The Big Debate: Ladies' Night

So for the third in the series of Big Debates (curiously, only a month after the last one - did the SNP demand a rematch after their previous disappointing performance?), BBC Scotland decided to have an all-female planel, chaired by Brian Taylor injecting some much needed jocularity for a change.

Fiona Hyslop showed herself to be very adept at talking a lot but saying little but was at least slightly less annoying than La Sturgeon. Following Patrick Harvie's untimely yet predictable exit from the SNP's Yes Scotland fiasco, it must have been galling for Hyslop to hear Margo MacDonald, one of Scotland's better known and longest serving nationalist politicians, admitting that she declined to have anything to do with the ill-starred campaign.

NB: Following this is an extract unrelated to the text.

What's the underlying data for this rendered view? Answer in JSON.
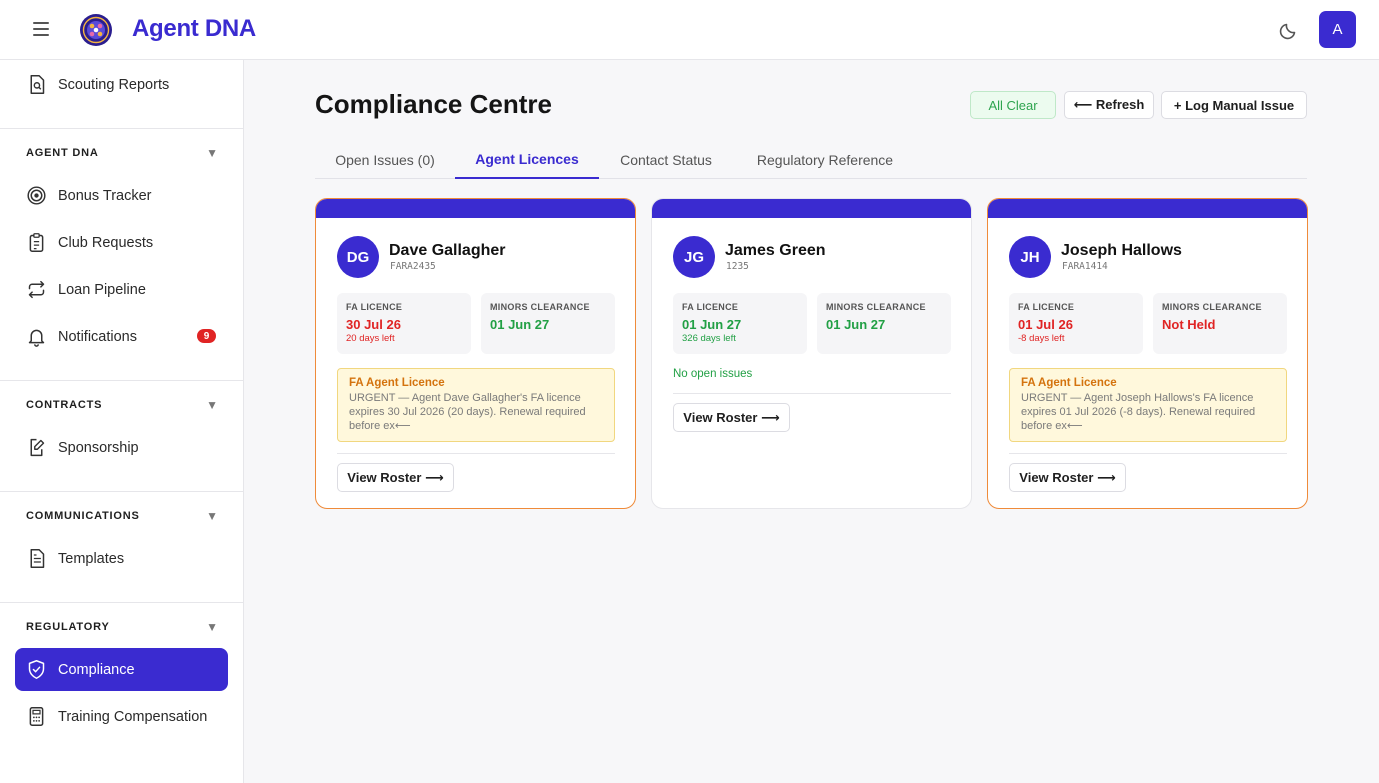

Margaret Curran seemed a little shrill and defensive at times when trying to put her point across - no great improvement on Johann Lamont's previous appearance. In contrast, Annabel Goldie sounded very confident and authoritative. In fact, following her colleague Ruth Davidson's appearances in previous Big Debates, the Tories have proved to be the most skillful debaters so far. Goldie also raised the important point that the "geographic share" of oil revenues that now seem to be an implicit presumption in the SNP's promises of future prosperity would face a minefield of negotiations, both constitutional and commercial.

But the star of the show must have been the scary-looking guy with the bad teeth and the "Scottish not British" T-shirt, sitting at the back of audience, who managed to get two questions in. What a great advert for Scottish nationalism!